I got out of bed, pulling on my robe and stepping into my slippers, and followed Mrs. Farinola to the kitchen. My brain still felt muddy with sleep and I half expected Violet Dare to be on the line when I lifted the receiver to my ear.

“Vincent?”

“Thank God you’re there,” he said. I hadn’t heard his voice in a week and a half and the sound of it filled me with heartbreaking love. “We didn’t know where you were,” he said, “and it finally occurred to me to try Gina’s.”
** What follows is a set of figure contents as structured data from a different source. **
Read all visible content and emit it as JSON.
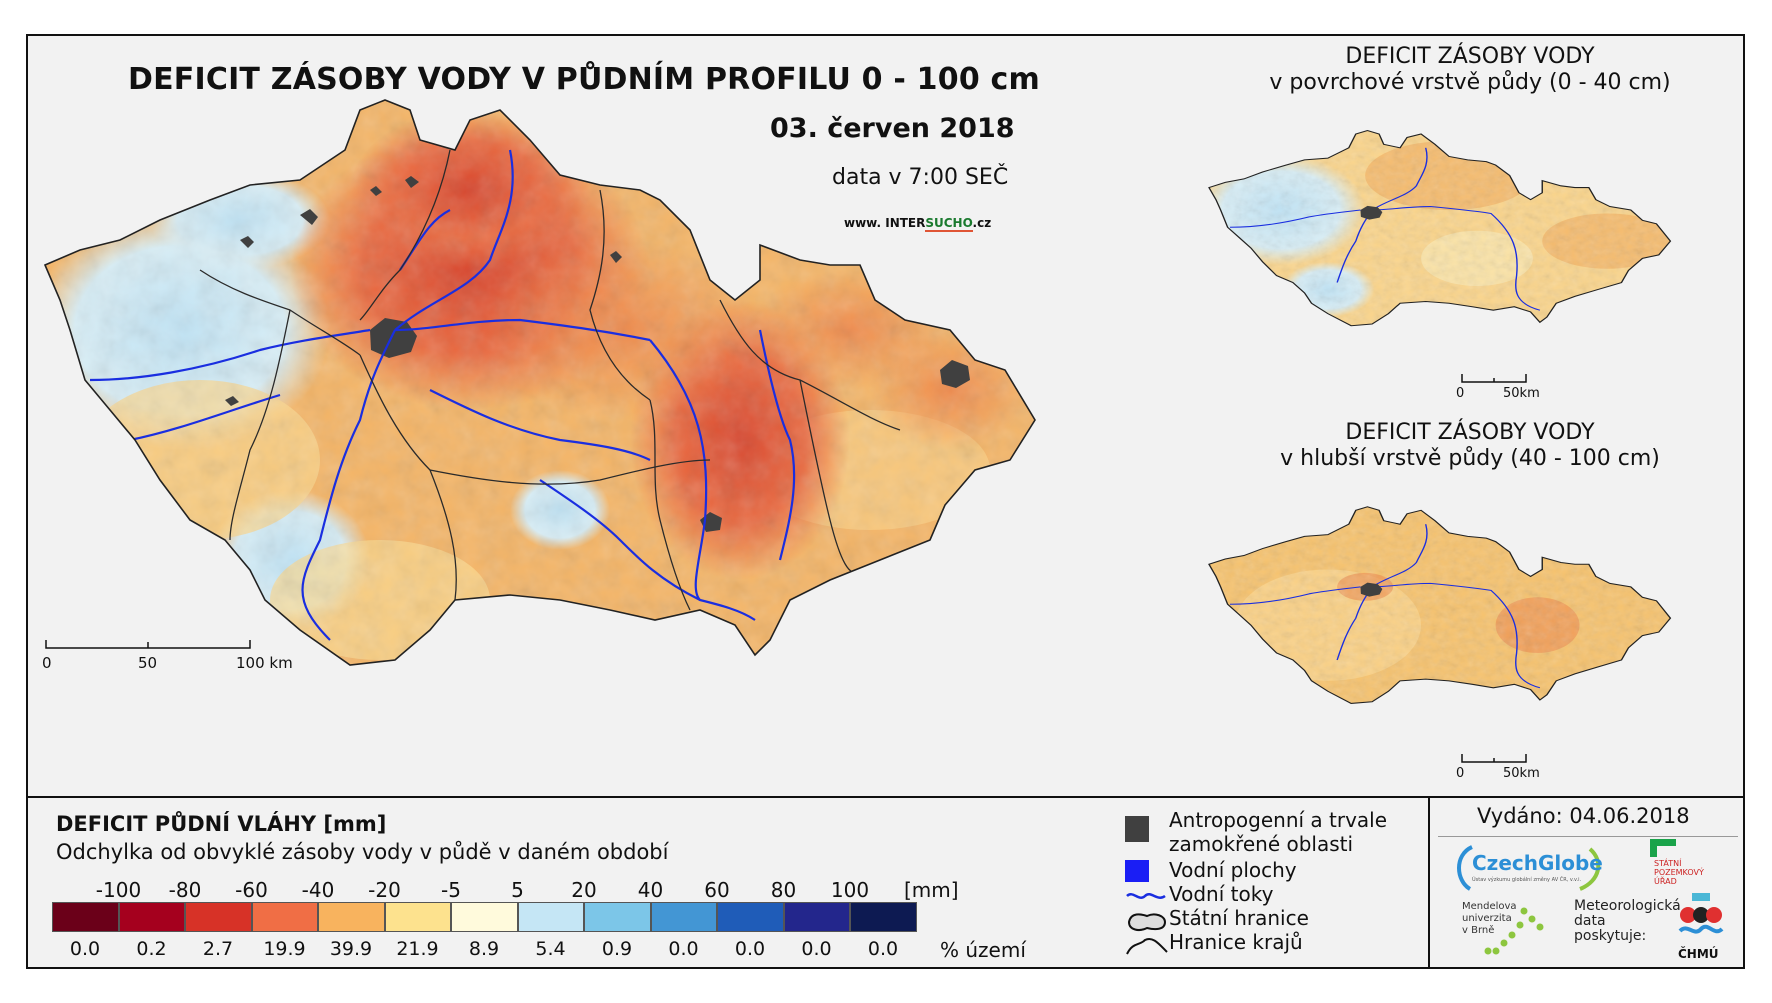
{
  "map": {
    "title": "DEFICIT ZÁSOBY VODY V PŮDNÍM PROFILU 0 - 100 cm",
    "date": "03. červen 2018",
    "time": "data v 7:00 SEČ",
    "web_prefix": "www. INTER",
    "web_accent": "SUCHO",
    "web_suffix": ".cz",
    "scale_main": [
      "0",
      "50",
      "100 km"
    ],
    "inset_surface": {
      "title": "DEFICIT ZÁSOBY VODY",
      "subtitle": "v povrchové vrstvě půdy (0 - 40 cm)",
      "scale": [
        "0",
        "50km"
      ]
    },
    "inset_deep": {
      "title": "DEFICIT ZÁSOBY VODY",
      "subtitle": "v hlubší vrstvě půdy (40 - 100 cm)",
      "scale": [
        "0",
        "50km"
      ]
    },
    "colors": {
      "border": "#2a2a2a",
      "river": "#1a2ee0",
      "urban": "#404040",
      "dry_strong": "#e05535",
      "dry": "#f5b261",
      "neutral": "#fde49a",
      "wet": "#bfe3f5"
    }
  },
  "legend": {
    "title": "DEFICIT PŮDNÍ VLÁHY [mm]",
    "subtitle": "Odchylka od obvyklé zásoby vody v půdě v daném období",
    "ticks": [
      "-100",
      "-80",
      "-60",
      "-40",
      "-20",
      "-5",
      "5",
      "20",
      "40",
      "60",
      "80",
      "100"
    ],
    "unit": "[mm]",
    "classes": [
      {
        "color": "#6b0019",
        "pct": "0.0"
      },
      {
        "color": "#a5001e",
        "pct": "0.2"
      },
      {
        "color": "#d73227",
        "pct": "2.7"
      },
      {
        "color": "#f06e45",
        "pct": "19.9"
      },
      {
        "color": "#f8b35e",
        "pct": "39.9"
      },
      {
        "color": "#fde28e",
        "pct": "21.9"
      },
      {
        "color": "#fffadc",
        "pct": "8.9"
      },
      {
        "color": "#c5e6f5",
        "pct": "5.4"
      },
      {
        "color": "#7cc6e8",
        "pct": "0.9"
      },
      {
        "color": "#4396d4",
        "pct": "0.0"
      },
      {
        "color": "#1f5cb8",
        "pct": "0.0"
      },
      {
        "color": "#23268c",
        "pct": "0.0"
      },
      {
        "color": "#0d1a52",
        "pct": "0.0"
      }
    ],
    "pct_unit": "% území"
  },
  "symbols": {
    "urban": "Antropogenní a trvale zamokřené oblasti",
    "urban_1": "Antropogenní a trvale",
    "urban_2": "zamokřené oblasti",
    "water": "Vodní plochy",
    "rivers": "Vodní toky",
    "state": "Státní hranice",
    "regions": "Hranice krajů"
  },
  "issue": {
    "issued": "Vydáno: 04.06.2018",
    "czechglobe": "CzechGlobe",
    "czechglobe_sub": "Ústav výzkumu globální změny AV ČR, v.v.i.",
    "spu_1": "STÁTNÍ",
    "spu_2": "POZEMKOVÝ",
    "spu_3": "ÚŘAD",
    "mendel_1": "Mendelova",
    "mendel_2": "univerzita",
    "mendel_3": "v Brně",
    "meteo_1": "Meteorologická",
    "meteo_2": "data",
    "meteo_3": "poskytuje:",
    "chmu": "ČHMÚ"
  }
}
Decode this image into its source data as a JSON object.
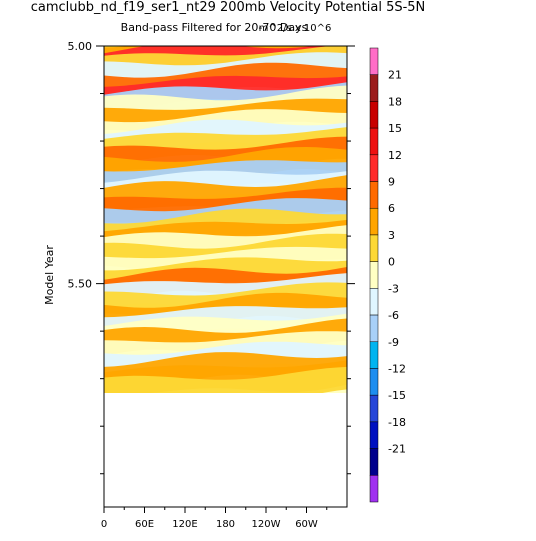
{
  "chart_data": {
    "type": "heatmap",
    "title": "camclubb_nd_f19_ser1_nt29 200mb Velocity Potential 5S-5N",
    "subtitle": "Band-pass Filtered for 20-70 Days",
    "units_label": "m^2/s x 10^6",
    "ylabel": "Model Year",
    "xlabel": "",
    "x_ticks": [
      "0",
      "60E",
      "120E",
      "180",
      "120W",
      "60W"
    ],
    "x_tick_lon": [
      0,
      60,
      120,
      180,
      240,
      300
    ],
    "xlim": [
      0,
      360
    ],
    "y_ticks": [
      "5.00",
      "5.50"
    ],
    "y_tick_values": [
      5.0,
      5.5
    ],
    "ylim": [
      5.0,
      5.97
    ],
    "data_end_year": 5.74,
    "colorbar": {
      "labels": [
        "21",
        "18",
        "15",
        "12",
        "9",
        "6",
        "3",
        "0",
        "-3",
        "-6",
        "-9",
        "-12",
        "-15",
        "-18",
        "-21"
      ],
      "levels": [
        21,
        18,
        15,
        12,
        9,
        6,
        3,
        0,
        -3,
        -6,
        -9,
        -12,
        -15,
        -18,
        -21
      ],
      "colors": [
        "#ff6ec7",
        "#9b1c1c",
        "#c80000",
        "#ee1010",
        "#ff2a2a",
        "#ff6a00",
        "#ffa500",
        "#fdd835",
        "#ffffc4",
        "#e0f6ff",
        "#a8d0f8",
        "#00b4f0",
        "#1e8ef0",
        "#2646d8",
        "#0010c0",
        "#00008c",
        "#a030f0"
      ]
    },
    "bands": [
      {
        "year": 5.005,
        "value": 2
      },
      {
        "year": 5.02,
        "value": 4.5
      },
      {
        "year": 5.035,
        "value": 9
      },
      {
        "year": 5.05,
        "value": 1
      },
      {
        "year": 5.065,
        "value": -5
      },
      {
        "year": 5.085,
        "value": 7
      },
      {
        "year": 5.105,
        "value": 10
      },
      {
        "year": 5.125,
        "value": -9
      },
      {
        "year": 5.14,
        "value": -2
      },
      {
        "year": 5.16,
        "value": 4
      },
      {
        "year": 5.18,
        "value": -3
      },
      {
        "year": 5.2,
        "value": -6
      },
      {
        "year": 5.22,
        "value": 2
      },
      {
        "year": 5.245,
        "value": 8
      },
      {
        "year": 5.265,
        "value": 3
      },
      {
        "year": 5.285,
        "value": -7
      },
      {
        "year": 5.305,
        "value": -4
      },
      {
        "year": 5.325,
        "value": 5
      },
      {
        "year": 5.35,
        "value": 6
      },
      {
        "year": 5.37,
        "value": -8
      },
      {
        "year": 5.39,
        "value": 2
      },
      {
        "year": 5.41,
        "value": 4
      },
      {
        "year": 5.43,
        "value": -2
      },
      {
        "year": 5.45,
        "value": 1
      },
      {
        "year": 5.47,
        "value": -3
      },
      {
        "year": 5.49,
        "value": 2
      },
      {
        "year": 5.51,
        "value": 6
      },
      {
        "year": 5.53,
        "value": -4
      },
      {
        "year": 5.55,
        "value": 1
      },
      {
        "year": 5.57,
        "value": 5
      },
      {
        "year": 5.59,
        "value": -5
      },
      {
        "year": 5.61,
        "value": -2
      },
      {
        "year": 5.63,
        "value": 4
      },
      {
        "year": 5.65,
        "value": -3
      },
      {
        "year": 5.67,
        "value": -6
      },
      {
        "year": 5.69,
        "value": 3
      },
      {
        "year": 5.71,
        "value": 5
      },
      {
        "year": 5.73,
        "value": 2
      }
    ]
  }
}
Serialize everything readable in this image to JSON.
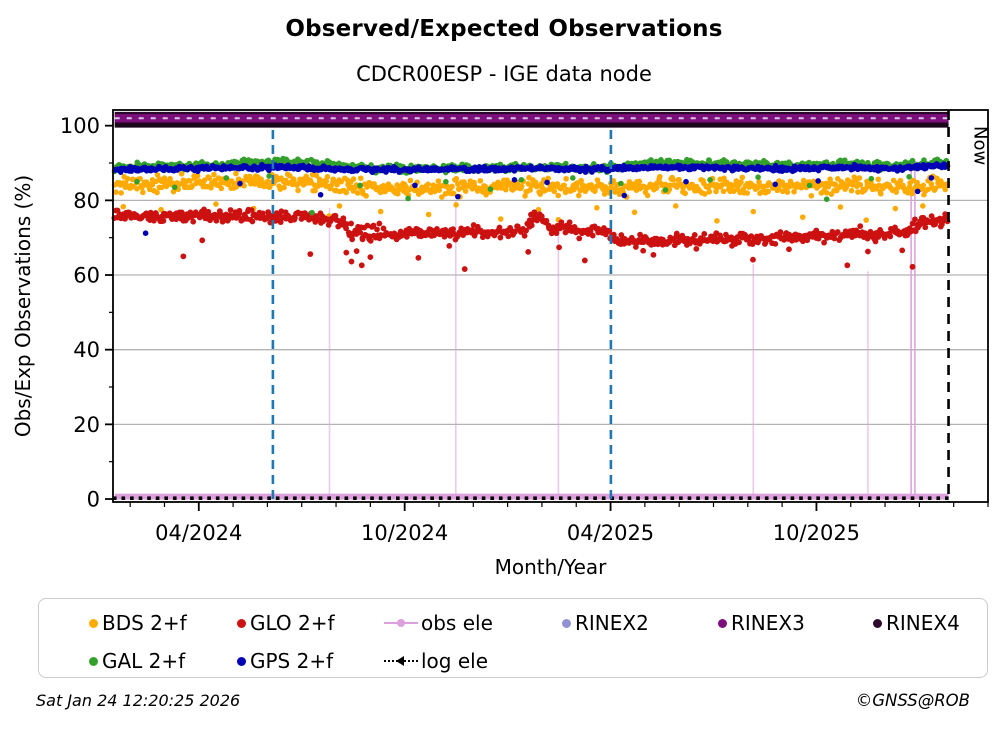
{
  "title": "Observed/Expected Observations",
  "subtitle": "CDCR00ESP - IGE data node",
  "now_label": "Now",
  "footer": {
    "timestamp": "Sat Jan 24 12:20:25 2026",
    "copyright": "©GNSS@ROB"
  },
  "legend": {
    "rows": [
      [
        {
          "label": "BDS 2+f",
          "color": "#ffaa00",
          "marker": "dot"
        },
        {
          "label": "GLO 2+f",
          "color": "#cc1111",
          "marker": "dot"
        },
        {
          "label": "obs ele",
          "color": "#dda0dd",
          "marker": "line-dot"
        },
        {
          "label": "RINEX2",
          "color": "#9191d3",
          "marker": "dot"
        },
        {
          "label": "RINEX3",
          "color": "#7d0f7d",
          "marker": "dot"
        },
        {
          "label": "RINEX4",
          "color": "#2d0a2d",
          "marker": "dot"
        }
      ],
      [
        {
          "label": "GAL 2+f",
          "color": "#33a02c",
          "marker": "dot"
        },
        {
          "label": "GPS 2+f",
          "color": "#0000b4",
          "marker": "dot"
        },
        {
          "label": "log ele",
          "color": "#000000",
          "marker": "dotted-caret"
        }
      ]
    ]
  },
  "chart_data": {
    "type": "scatter",
    "title": "Observed/Expected Observations",
    "subtitle": "CDCR00ESP - IGE data node",
    "xlabel": "Month/Year",
    "ylabel": "Obs/Exp Observations (%)",
    "x_unit": "months since 2024-01-01 (0 = Jan 1 2024), daily cadence",
    "x_axis": {
      "range": [
        0.5,
        26.0
      ],
      "major_ticks": [
        {
          "m": 3,
          "label": "04/2024"
        },
        {
          "m": 9,
          "label": "10/2024"
        },
        {
          "m": 15,
          "label": "04/2025"
        },
        {
          "m": 21,
          "label": "10/2025"
        }
      ],
      "minor_step": 1
    },
    "y_axis": {
      "range": [
        -0.8,
        104.2
      ],
      "major_ticks": [
        {
          "v": 0,
          "label": "0"
        },
        {
          "v": 20,
          "label": "20"
        },
        {
          "v": 40,
          "label": "40"
        },
        {
          "v": 60,
          "label": "60"
        },
        {
          "v": 80,
          "label": "80"
        },
        {
          "v": 100,
          "label": "100"
        }
      ],
      "minor_ticks": [
        10,
        30,
        50,
        70,
        90
      ],
      "grid_values": [
        20,
        40,
        60,
        80
      ],
      "grid_color": "#b3b3b3"
    },
    "data_span": [
      0.55,
      24.85
    ],
    "events": {
      "color": "#1f77b4",
      "dash": [
        9,
        6
      ],
      "x": [
        5.16,
        15.01
      ],
      "v_from": 0,
      "v_to": 100
    },
    "now": {
      "x": 24.85,
      "color": "#000000",
      "dash": [
        10,
        7
      ],
      "label": "Now"
    },
    "rinex_band": {
      "value": 102,
      "half_width_pct": 1.3,
      "rinex4_color": "#2a062a",
      "rinex3_color": "#7d0f7d",
      "rinex2_color": "#d9c7ea",
      "note": "RINEX2 + RINEX3 + RINEX4 availability overlapping at ~102%"
    },
    "line_100": {
      "value": 100,
      "color": "#1a061a",
      "width": 4,
      "note": "RINEX4 at 100%"
    },
    "obs_ele": {
      "color": "#dda0dd",
      "baseline_value": 0,
      "spikes": [
        [
          6.81,
          78
        ],
        [
          10.49,
          80
        ],
        [
          13.48,
          74
        ],
        [
          19.16,
          63
        ],
        [
          22.5,
          61
        ],
        [
          23.76,
          88.8
        ],
        [
          23.87,
          89.5
        ]
      ],
      "marker_point": [
        23.8,
        89.8
      ]
    },
    "log_ele": {
      "color": "#000000",
      "value": 0,
      "marker": "square",
      "spacing_months": 0.25
    },
    "series": [
      {
        "name": "BDS 2+f",
        "color": "#ffaa00",
        "r": 2.8,
        "sd": 1.05,
        "mean": [
          [
            0.55,
            84.2
          ],
          [
            2,
            84.5
          ],
          [
            3.5,
            84.8
          ],
          [
            5,
            85.2
          ],
          [
            5.8,
            84.9
          ],
          [
            7,
            84.0
          ],
          [
            8,
            83.4
          ],
          [
            9,
            83.3
          ],
          [
            10,
            83.4
          ],
          [
            11,
            83.5
          ],
          [
            12,
            83.8
          ],
          [
            13,
            83.4
          ],
          [
            14,
            83.2
          ],
          [
            15,
            83.2
          ],
          [
            16,
            83.7
          ],
          [
            17,
            84.0
          ],
          [
            18,
            83.8
          ],
          [
            19,
            83.6
          ],
          [
            20,
            83.5
          ],
          [
            21,
            83.8
          ],
          [
            22,
            84.0
          ],
          [
            23,
            83.6
          ],
          [
            24,
            83.9
          ],
          [
            24.85,
            84.3
          ]
        ],
        "outliers": [
          [
            0.8,
            78.3
          ],
          [
            1.9,
            77.5
          ],
          [
            3.5,
            79.0
          ],
          [
            4.6,
            77.8
          ],
          [
            5.9,
            76.5
          ],
          [
            6.8,
            75.8
          ],
          [
            7.1,
            78.5
          ],
          [
            8.3,
            77.0
          ],
          [
            9.7,
            76.2
          ],
          [
            10.5,
            78.8
          ],
          [
            11.8,
            75.0
          ],
          [
            12.9,
            77.5
          ],
          [
            13.48,
            74.8
          ],
          [
            14.6,
            78.0
          ],
          [
            15.7,
            76.8
          ],
          [
            16.9,
            78.5
          ],
          [
            18.1,
            74.5
          ],
          [
            19.16,
            77.0
          ],
          [
            20.6,
            75.5
          ],
          [
            21.7,
            78.2
          ],
          [
            22.45,
            74.7
          ],
          [
            23.3,
            77.8
          ],
          [
            24.1,
            78.5
          ]
        ]
      },
      {
        "name": "GLO 2+f",
        "color": "#cc1111",
        "r": 2.9,
        "sd": 0.75,
        "sd_boost": {
          "from": 7.2,
          "to": 8.4,
          "factor": 1.8
        },
        "mean": [
          [
            0.55,
            75.9
          ],
          [
            2,
            75.7
          ],
          [
            3,
            75.9
          ],
          [
            4,
            75.6
          ],
          [
            4.8,
            75.9
          ],
          [
            5.5,
            75.2
          ],
          [
            6.2,
            75.6
          ],
          [
            7.0,
            75.1
          ],
          [
            7.25,
            73.0
          ],
          [
            7.5,
            71.2
          ],
          [
            7.8,
            71.8
          ],
          [
            8.1,
            70.6
          ],
          [
            8.45,
            71.3
          ],
          [
            8.8,
            70.7
          ],
          [
            9.2,
            71.6
          ],
          [
            9.6,
            70.9
          ],
          [
            10,
            71.4
          ],
          [
            10.4,
            70.7
          ],
          [
            10.9,
            71.8
          ],
          [
            11.3,
            71.0
          ],
          [
            11.7,
            71.6
          ],
          [
            12.1,
            71.9
          ],
          [
            12.5,
            72.3
          ],
          [
            12.8,
            75.3
          ],
          [
            13.1,
            74.2
          ],
          [
            13.3,
            72.0
          ],
          [
            13.7,
            72.6
          ],
          [
            14.1,
            71.6
          ],
          [
            14.5,
            72.2
          ],
          [
            14.97,
            71.4
          ],
          [
            15.1,
            69.8
          ],
          [
            15.5,
            69.0
          ],
          [
            16,
            69.6
          ],
          [
            16.5,
            68.8
          ],
          [
            17,
            69.4
          ],
          [
            17.5,
            68.9
          ],
          [
            18,
            69.7
          ],
          [
            18.5,
            69.4
          ],
          [
            19,
            70.1
          ],
          [
            19.5,
            69.7
          ],
          [
            20,
            70.3
          ],
          [
            20.5,
            69.9
          ],
          [
            21,
            70.6
          ],
          [
            21.4,
            70.1
          ],
          [
            21.9,
            70.8
          ],
          [
            22.3,
            71.3
          ],
          [
            22.7,
            70.4
          ],
          [
            23,
            71.0
          ],
          [
            23.35,
            71.7
          ],
          [
            23.6,
            70.6
          ],
          [
            23.85,
            73.2
          ],
          [
            24.1,
            74.6
          ],
          [
            24.4,
            73.9
          ],
          [
            24.85,
            75.6
          ]
        ],
        "outliers": [
          [
            2.55,
            65.0
          ],
          [
            3.1,
            69.3
          ],
          [
            6.25,
            65.6
          ],
          [
            7.3,
            66.0
          ],
          [
            7.45,
            63.6
          ],
          [
            7.6,
            66.4
          ],
          [
            7.75,
            62.6
          ],
          [
            8.0,
            64.8
          ],
          [
            9.4,
            64.6
          ],
          [
            10.3,
            67.8
          ],
          [
            10.75,
            61.6
          ],
          [
            12.6,
            66.2
          ],
          [
            12.68,
            76.2
          ],
          [
            12.78,
            76.8
          ],
          [
            12.9,
            75.8
          ],
          [
            13.5,
            67.4
          ],
          [
            14.25,
            63.9
          ],
          [
            15.95,
            66.5
          ],
          [
            16.25,
            65.4
          ],
          [
            17.5,
            67.0
          ],
          [
            19.15,
            64.1
          ],
          [
            20.2,
            66.9
          ],
          [
            21.9,
            62.6
          ],
          [
            22.5,
            66.3
          ],
          [
            23.5,
            66.6
          ],
          [
            23.8,
            62.2
          ]
        ]
      },
      {
        "name": "GAL 2+f",
        "color": "#33a02c",
        "r": 2.8,
        "sd": 0.5,
        "mean": [
          [
            0.55,
            88.9
          ],
          [
            2,
            89.1
          ],
          [
            3.5,
            89.4
          ],
          [
            4.8,
            90.2
          ],
          [
            5.4,
            90.6
          ],
          [
            6.2,
            89.9
          ],
          [
            7,
            89.2
          ],
          [
            8,
            88.6
          ],
          [
            9,
            88.4
          ],
          [
            10,
            88.6
          ],
          [
            11,
            88.4
          ],
          [
            12,
            88.8
          ],
          [
            13,
            89.0
          ],
          [
            14,
            88.5
          ],
          [
            15,
            88.7
          ],
          [
            15.9,
            89.8
          ],
          [
            17,
            89.9
          ],
          [
            18,
            89.7
          ],
          [
            19,
            89.5
          ],
          [
            20,
            89.3
          ],
          [
            21,
            89.4
          ],
          [
            22,
            89.6
          ],
          [
            23,
            89.2
          ],
          [
            24,
            89.5
          ],
          [
            24.85,
            90.1
          ]
        ],
        "outliers": [
          [
            1.2,
            85.0
          ],
          [
            2.3,
            83.5
          ],
          [
            3.8,
            86.0
          ],
          [
            5.05,
            86.5
          ],
          [
            6.3,
            76.7
          ],
          [
            7.7,
            84.0
          ],
          [
            9.1,
            80.5
          ],
          [
            10.2,
            85.0
          ],
          [
            11.5,
            83.0
          ],
          [
            12.4,
            85.5
          ],
          [
            13.9,
            86.0
          ],
          [
            15.3,
            84.5
          ],
          [
            16.6,
            82.8
          ],
          [
            17.9,
            85.5
          ],
          [
            19.3,
            86.2
          ],
          [
            20.8,
            84.0
          ],
          [
            21.3,
            80.3
          ],
          [
            22.6,
            85.8
          ],
          [
            23.7,
            86.3
          ]
        ]
      },
      {
        "name": "GPS 2+f",
        "color": "#0000b4",
        "r": 2.8,
        "sd": 0.32,
        "mean": [
          [
            0.55,
            88.2
          ],
          [
            2,
            88.4
          ],
          [
            3.5,
            88.6
          ],
          [
            5,
            88.8
          ],
          [
            6,
            88.6
          ],
          [
            7,
            88.4
          ],
          [
            8,
            88.3
          ],
          [
            9,
            88.2
          ],
          [
            10,
            88.4
          ],
          [
            11,
            88.3
          ],
          [
            12,
            88.5
          ],
          [
            13,
            88.6
          ],
          [
            14,
            88.3
          ],
          [
            15,
            88.4
          ],
          [
            16,
            88.8
          ],
          [
            17,
            88.9
          ],
          [
            18,
            88.8
          ],
          [
            19,
            88.6
          ],
          [
            20,
            88.5
          ],
          [
            21,
            88.7
          ],
          [
            22,
            88.8
          ],
          [
            23,
            88.6
          ],
          [
            24,
            88.8
          ],
          [
            24.85,
            89.2
          ]
        ],
        "outliers": [
          [
            1.45,
            71.2
          ],
          [
            4.2,
            84.5
          ],
          [
            6.55,
            81.5
          ],
          [
            9.3,
            84.0
          ],
          [
            10.55,
            81.0
          ],
          [
            12.2,
            85.5
          ],
          [
            13.15,
            84.8
          ],
          [
            15.4,
            81.3
          ],
          [
            17.2,
            85.0
          ],
          [
            19.8,
            84.3
          ],
          [
            21.05,
            85.2
          ],
          [
            23.95,
            82.4
          ],
          [
            24.35,
            86.0
          ]
        ]
      }
    ],
    "legend_position": "below",
    "grid": "horizontal-only"
  }
}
I was confused. If he’d called my house, wouldn’t my mother have told him I was at Gina’s? “I’ve been here a couple of—”

“It’s your mother, Tess,” he interrupted. “Mom hadn’t heard from her in a few days and she went over there and found her on the floor in the living room.”

My mind snapped into focus, my heartbeat suddenly pounding in my throat. “Oh no,” I said. “She fell?”

He hesitated. “She passed away, honey,” he said finally. “I’m so—”

“What?” I nearly screamed the word. I felt Mrs. Farinola’s hand on my shoulder as if to hold me up, and I knew Vincent must have already told her why he was calling. “How could she … pass away?”

“They think it was either another stroke, or possibly a seizure from the diabetes. Either way, she hit her head on the coffee table. Mom is devastated that she didn’t go over there sooner. They think it happened two days ago. Have you been at Gina’s all this time?”

Two days ago! I couldn’t answer him. Tears slipped down my cheeks and over my trembling fingers where I held the receiver. “I … yes,” I finally managed to say. I couldn’t tell him my mother kicked me out. “I should go home. Right now.” I looked through the kitchen window into the dark night. “But the bus doesn’t run till morn—”

“I’ll drive you home,” Mrs. Farinola said quickly.

“I’m so sorry, sweetheart,” Vincent said. “There’s no need for you to rush home in the middle of the night. She’s … she’s not there, honey. She’s at the funeral home. Cito’s. They’re waiting till we could find you to make arrangements.”

Cito’s. Oh my God. That made it all so real. I lowered myself onto one of the kitchen chairs.

“I’ve been trying to find a train home,” Vincent continued, “but they’re all booked up and I’m out of gasoline coupons because of my job, plus we’re so short staffed right now, that I…” His voice drifted off for a moment. “I’m driving all over town during the day, making house calls,” he continued. “I don’t know if I’ll be able to get home, Tess. They’re moving troops around right now, and the trains are full. I’m sorry. I hate to leave you alone to deal with this. Go see Father Longo tomorrow. He’ll help you with arrangements. And my parents will help. You know they’ll always be there for you. I’ll do my best to get on a train, all right?”

I barely heard him as he spoke. Mom. “I just can’t believe it,” I said. I remembered my last conversation with her. The argument. The anguish in her face. The shame and disbelief. I stood up abruptly. “I need to get home,” I said. I had the irrational feeling that I would walk in the house and find her sitting in her favorite chair in the living room, the floor lamp illuminating a magazine in her lap.

“All right,” he said. “Go. I’ll call you tomorrow and give you an update on the train situation. Okay, darling?”

I nodded as though he could see me, then stood up and set the receiver back in the cradle on the table. I was dazed, unaware of anything around me. Gina’s mother may have offered condolences. Gina herself may have come into the kitchen to ask what was wrong. I didn’t know or care. I stood there numbly, feeling sick, my heart as heavy as an anchor. My mother was gone. And it was my fault.